Thinning ice in West Antarctica is currently contributing a substantial and increasing volume to global sea level rise, and scientists have identified Pine Island Glacier (PIG) as a major source. As part of a series of investigations to better understand the impact of melting ice on sea level, an exciting new discovery has been made in the Amundsen Sea. Using Autosub (an autonomous underwater vehicle) to dive deep and travel far beneath the PIG's floating ice shelf, scientists working on the research vessel NB Palmer made ocean and sea-floor measurements revealing a submarine ridge rising 300m above the sea floor.
Pine Island Glacier was once scraping across this underwater ridge, which slowed its flow. However, in recent decades it has thinned and disconnected from the ridge, allowing the glacier to move ice more rapidly from the land into the sea. This also permitted relatively warm seawater to flow over the ridge and into a widening inner cavity, more than doubling the ice shelf area exposed to the corrosive ocean. As the melting increases the glacier accelerates, drawing down the inland ice and moving its vulnerable grounding line (where the ice begins to float) deeper into the interior of the West Antarctic Ice Sheet.
Lead author Dr Adrian Jenkins of British Antarctic Survey said: "The discovery of the ridge has raised new questions about whether the current loss of ice from Pine Island Glacier is caused by recent climate change or is a continuation of a longer-term process that began when the glacier disconnected from the ridge."
"We do not know what kick-started the initial retreat from the ridge, but we do know that it started some time prior to 1970. Since detailed observations of Pine Island Glacier only began in the 1990s, we now need to use other techniques such as ice core analysis and computer modelling to look much further into the glacier's history in order to understand if what we see now is part of a long term trend of ice sheet contraction.

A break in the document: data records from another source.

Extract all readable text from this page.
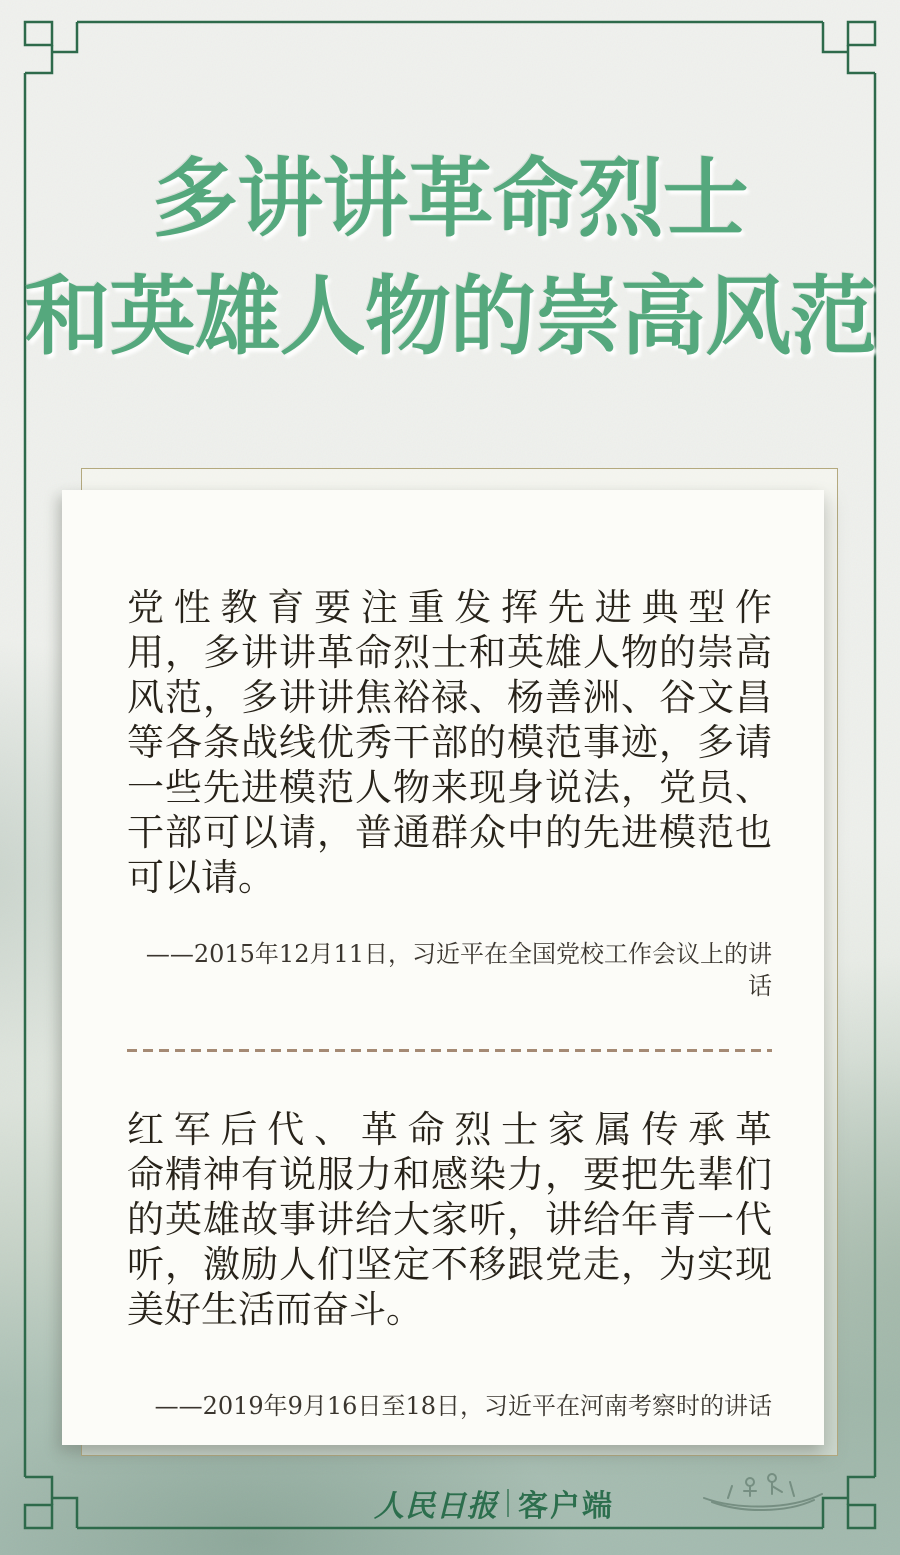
多讲讲革命烈士
和英雄人物的崇高风范
党性教育要注重发挥先进典型作
用，多讲讲革命烈士和英雄人物的崇高
风范，多讲讲焦裕禄、杨善洲、谷文昌
等各条战线优秀干部的模范事迹，多请
一些先进模范人物来现身说法，党员、
干部可以请，普通群众中的先进模范也
可以请。
——2015年12月11日，习近平在全国党校工作会议上的讲话
红军后代、革命烈士家属传承革
命精神有说服力和感染力，要把先辈们
的英雄故事讲给大家听，讲给年青一代
听，激励人们坚定不移跟党走，为实现
美好生活而奋斗。
——2019年9月16日至18日，习近平在河南考察时的讲话
人民日报 客户端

This work is vital for evaluating the risk of potential wide-spread collapse of West Antarctic glaciers."
Co-author Stan Jacobs adds: "Since our first measurements in the Amundsen Sea, estimates of Antarctica's recent contributions to sea level rise have changed from near-zero to significant and increasing. Now finding that the PIG's grounding line has recently retreated more than 30 km from a shallow ridge into deeper water, where it is pursued by a warming ocean, only adds to our concern that this region is indeed the 'weak underbelly' (T. Hughes, 1981) of the West Antarctic Ice Sheet. Increased melting of continental ice also appears to be the primary cause of persistent ocean freshening and other impacts, both locally and downstream in the Ross Sea."